Intro
Hey everyone. I have recently created a small internal automation that manages a simple Slack command for internal purposes, and I figured it might be fun to share the concept with you via this small tutorial.
The process looks like this:
Prerequisites
There are a few important elements:
- Slack app - I created a simple Slack app to manage my command and where I could pass my HTTP Webhook Event URL;
But it can be any messaging app that works similarly. - Studio Web - it was the perfect match for my use case; it made the automation super quick to build and then publish for instant results
- and a Webhook Event Happened trigger activity:
Given that it is currently in Preview, you will have to enable access to Preview packages in Studio Web via an Automation Ops Studio Web policy
- and a Webhook Event Happened trigger activity:
- Data Service (optional) - I already had my Data Service entity with some specific information I wanted to use as my input data set;
In theory, this can be any input data set you want to use, and as long as it will fit in the instruction prompt of the Open AI. As such, technically you don’t need to store it in a Data Service entity. But for my purposes, it was easier this way because I could then use it across multiple processes and only update my data in one place. - Open AI - the missing piece was something that can parse my input data based on the user input (and some custom instructions) to generate the answer;
- HTTP Request activity (WebAPI package) - it is used purely to deliver the response back to the user
What does it do?
To keep things fun for whoever will want to try it out (and also because I believe it to be super simple to build, but please let me know!), this time I will try to explain the general idea rather than going over all the details.
Let’s go
Step 1 - User request
The flow of the process starts when the user issues a simple command from Slack:
/command [Your question]
This command is linked to a Slack app which in turn generates an API call to a specific endpoint. As you can imagine, it is the exact endpoint that we got from our Webhook Event Happened trigger activity:
If the process is published, this will automatically create an event trigger and start new jobs on each received API call from Slack API
Extracting the user input
After the process is triggered and we get to see the actual payload, we will need to deserialize the JSON sent to us from Slack by using the Deserialize JSON activity.

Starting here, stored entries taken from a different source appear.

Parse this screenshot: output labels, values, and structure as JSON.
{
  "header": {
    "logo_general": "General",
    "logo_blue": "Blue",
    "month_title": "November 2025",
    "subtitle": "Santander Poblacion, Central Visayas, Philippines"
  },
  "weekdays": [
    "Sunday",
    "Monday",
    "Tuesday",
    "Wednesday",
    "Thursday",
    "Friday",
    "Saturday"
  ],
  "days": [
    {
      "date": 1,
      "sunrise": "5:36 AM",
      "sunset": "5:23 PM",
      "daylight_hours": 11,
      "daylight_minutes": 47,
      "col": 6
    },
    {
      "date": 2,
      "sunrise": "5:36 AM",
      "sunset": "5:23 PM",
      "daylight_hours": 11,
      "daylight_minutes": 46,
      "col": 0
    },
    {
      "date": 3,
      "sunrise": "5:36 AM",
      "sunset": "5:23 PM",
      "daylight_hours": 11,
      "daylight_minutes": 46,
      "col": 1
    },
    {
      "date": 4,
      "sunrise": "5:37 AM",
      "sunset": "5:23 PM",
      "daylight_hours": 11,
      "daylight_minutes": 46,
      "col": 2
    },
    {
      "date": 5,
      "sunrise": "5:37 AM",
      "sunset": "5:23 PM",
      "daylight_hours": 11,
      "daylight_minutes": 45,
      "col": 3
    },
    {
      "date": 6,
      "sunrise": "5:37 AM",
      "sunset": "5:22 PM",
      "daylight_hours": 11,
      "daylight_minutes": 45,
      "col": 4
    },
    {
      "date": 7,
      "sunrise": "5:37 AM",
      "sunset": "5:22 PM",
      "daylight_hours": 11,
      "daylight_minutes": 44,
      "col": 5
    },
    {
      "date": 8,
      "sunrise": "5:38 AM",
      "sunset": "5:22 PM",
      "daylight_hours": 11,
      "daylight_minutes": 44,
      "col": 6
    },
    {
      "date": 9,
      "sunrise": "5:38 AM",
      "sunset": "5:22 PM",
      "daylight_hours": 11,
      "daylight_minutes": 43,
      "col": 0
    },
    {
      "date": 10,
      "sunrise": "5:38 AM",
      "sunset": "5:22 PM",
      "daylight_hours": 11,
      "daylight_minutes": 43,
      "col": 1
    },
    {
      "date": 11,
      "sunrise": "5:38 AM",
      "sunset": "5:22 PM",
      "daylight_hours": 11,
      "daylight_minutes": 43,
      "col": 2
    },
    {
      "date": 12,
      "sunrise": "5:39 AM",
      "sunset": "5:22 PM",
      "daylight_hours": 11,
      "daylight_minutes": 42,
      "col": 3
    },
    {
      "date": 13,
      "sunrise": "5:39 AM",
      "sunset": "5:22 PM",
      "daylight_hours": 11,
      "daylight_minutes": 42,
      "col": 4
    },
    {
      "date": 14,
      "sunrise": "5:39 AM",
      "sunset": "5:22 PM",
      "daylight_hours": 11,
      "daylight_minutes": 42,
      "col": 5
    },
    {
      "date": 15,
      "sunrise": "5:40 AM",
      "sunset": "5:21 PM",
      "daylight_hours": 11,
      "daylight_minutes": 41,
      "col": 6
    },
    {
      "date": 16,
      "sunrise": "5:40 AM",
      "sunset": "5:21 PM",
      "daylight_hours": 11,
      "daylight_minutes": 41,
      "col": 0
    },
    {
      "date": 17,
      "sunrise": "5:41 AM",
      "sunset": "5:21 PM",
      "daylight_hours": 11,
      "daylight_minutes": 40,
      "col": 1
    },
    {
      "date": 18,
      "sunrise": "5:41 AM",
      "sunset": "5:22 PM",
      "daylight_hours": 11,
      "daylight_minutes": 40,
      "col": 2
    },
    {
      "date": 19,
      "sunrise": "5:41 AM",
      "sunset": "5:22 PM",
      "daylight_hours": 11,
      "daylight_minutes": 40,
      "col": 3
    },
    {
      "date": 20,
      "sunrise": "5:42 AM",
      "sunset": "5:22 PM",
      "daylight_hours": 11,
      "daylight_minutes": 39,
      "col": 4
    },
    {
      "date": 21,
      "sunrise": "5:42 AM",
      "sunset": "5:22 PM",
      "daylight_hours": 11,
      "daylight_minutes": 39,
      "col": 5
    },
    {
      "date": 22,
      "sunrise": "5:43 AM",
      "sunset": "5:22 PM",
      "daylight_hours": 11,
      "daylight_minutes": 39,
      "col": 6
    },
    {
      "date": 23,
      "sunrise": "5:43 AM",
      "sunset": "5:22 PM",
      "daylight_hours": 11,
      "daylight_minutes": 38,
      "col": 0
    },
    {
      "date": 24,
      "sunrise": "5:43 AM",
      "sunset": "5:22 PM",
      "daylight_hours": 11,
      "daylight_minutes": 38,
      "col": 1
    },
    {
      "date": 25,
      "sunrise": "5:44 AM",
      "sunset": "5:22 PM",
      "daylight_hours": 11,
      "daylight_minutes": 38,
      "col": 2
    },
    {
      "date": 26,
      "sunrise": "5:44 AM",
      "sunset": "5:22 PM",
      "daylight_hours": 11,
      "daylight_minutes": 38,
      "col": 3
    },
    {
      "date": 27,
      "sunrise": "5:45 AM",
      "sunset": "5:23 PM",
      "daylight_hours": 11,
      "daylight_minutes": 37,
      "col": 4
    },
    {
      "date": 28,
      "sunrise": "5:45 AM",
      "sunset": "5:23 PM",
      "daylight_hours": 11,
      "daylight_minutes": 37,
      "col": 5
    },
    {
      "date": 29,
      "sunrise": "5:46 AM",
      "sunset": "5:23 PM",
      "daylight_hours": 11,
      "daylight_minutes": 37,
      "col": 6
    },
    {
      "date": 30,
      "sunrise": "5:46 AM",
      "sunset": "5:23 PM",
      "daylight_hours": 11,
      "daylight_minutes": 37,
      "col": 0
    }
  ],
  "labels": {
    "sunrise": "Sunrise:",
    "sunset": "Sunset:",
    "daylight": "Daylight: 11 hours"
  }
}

Side note: To make it even simpler, our latest WebAPI 1.19.0-preview activity package delivers a way for you to provide a sample JSON structure, based on which you will get instant access to your JSON string objects during design time.

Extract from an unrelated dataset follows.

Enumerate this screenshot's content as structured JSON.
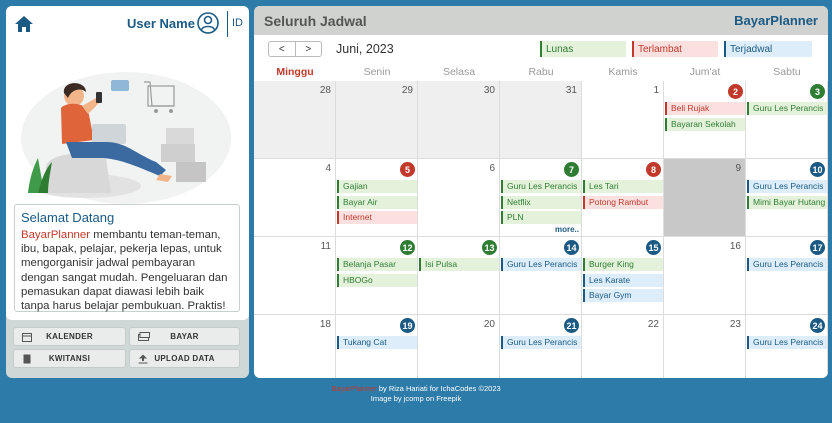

You can refer to the Slack API documentation for more details about the response structure, but it will look like this:
{
(...)
"command": "/getproductowner",
(...)
"text": "System Activities",
(...)
"response_url": "https://hooks.slack.com/commands/some/url/bits"
(...)
}
Where:
- the command tells you which command was issued by the user
- the text tells you what they asked about
- the response_url tells you where to send your reply back
Fetching the data from the Data Service entity
Because our use case requires us to provide some input data, and we already store it in a specific Data Service entity - let’s extract it!
This will happen in three simple steps:
- Get all records with a Query Entity Records activity.

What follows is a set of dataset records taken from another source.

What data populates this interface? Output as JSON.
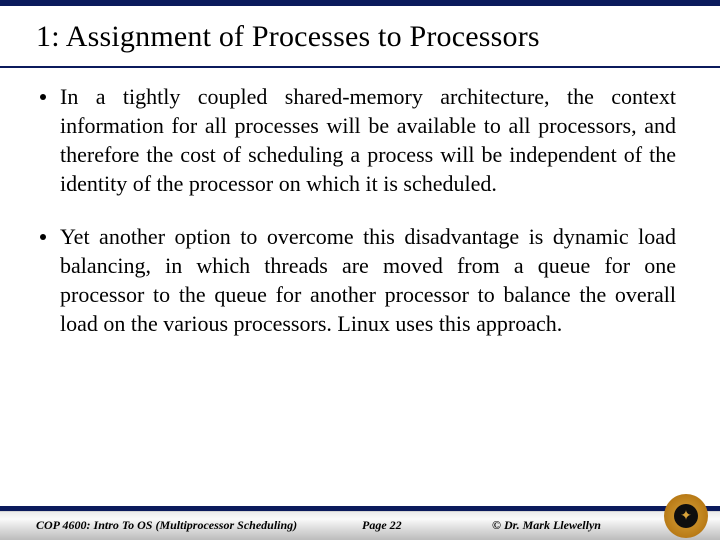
{
  "title": "1: Assignment of Processes to Processors",
  "bullets": [
    "In a tightly coupled shared-memory architecture, the context information for all processes will be available to all processors, and therefore the cost of scheduling a process will be independent of the identity of the processor on which it is scheduled.",
    "Yet another option to overcome this disadvantage is dynamic load balancing, in which threads are moved from a queue for one processor to the queue for another processor to balance the overall load on the various processors.  Linux uses this approach."
  ],
  "footer": {
    "course": "COP 4600: Intro To OS  (Multiprocessor Scheduling)",
    "page": "Page 22",
    "author": "© Dr. Mark Llewellyn"
  },
  "logo_glyph": "✦"
}
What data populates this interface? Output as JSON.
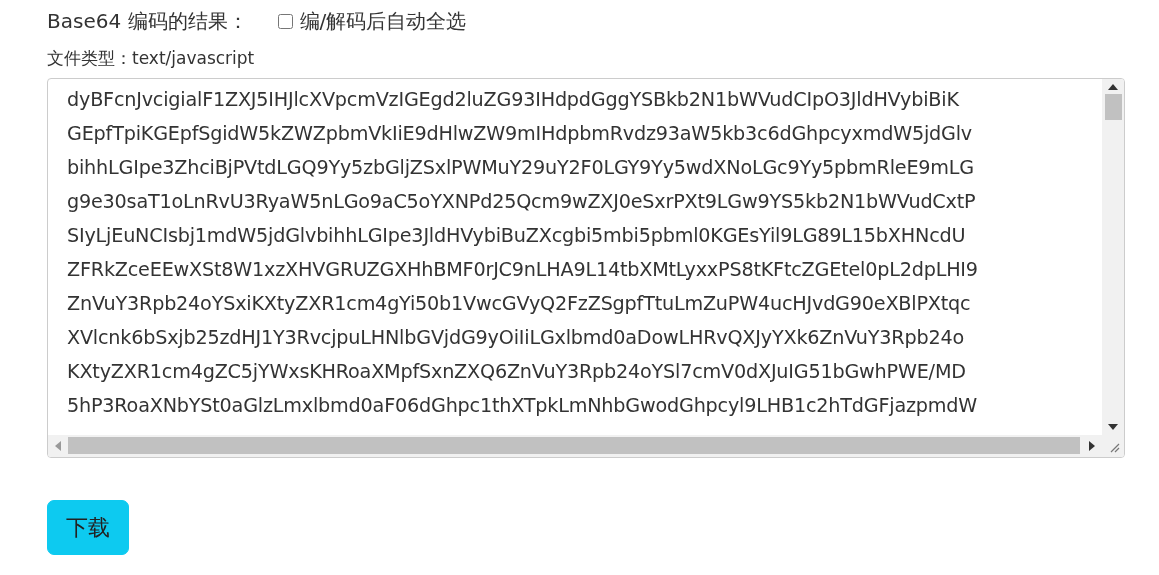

This way we get instant access to our entity, but for not in a format that we need (a simple string with everything) - Iterate over the output and add each row to a collection. In this case, we simply put a product tag and their owner as each new collection item:
- Lastly, let’s combine our collection into a single string by using the Combine Text activity. Each record will then be separated by a new line:
Kindly asking GPT4 chat completion for the answer
This is actually the simplest step. We will need an Open AI Chat Completion activity:
Same preview disclaimer as in the case of the webhook event trigger above.
And we will provide the user Slack command input and some custom instructions with our base data as the instructions:
It works better than one may expect
Sending the answer back to the user
We reached the final step. We will now use the HTTP Request activity to send the reply. All we have to do is set it up with the response_url provided by the Slack API:
Add a Content-Type: application/json
header:
And add our body in the response:
And this is it!
In my case, the process takes 10-15 seconds, the delay that I found to be linked mostly to the Data Service entity extraction step.
It works like this:
For the final process, I also added a bunch of improvements, after the users got to break it a bunch:
- handle empty command prompts (some users sent nothing)
- escape double quotes and ask GPT4 to not reply with any, because it was breaking the response_url payload
- I also use a separate Data Service entity to log whenever users ask for something that was not there (so that I can improve my data set accordingly)
These were not in the scope of this tutorial.
Please let me know if you gave it a try and it worked out well for you. I am always curious what our users are tinkering with!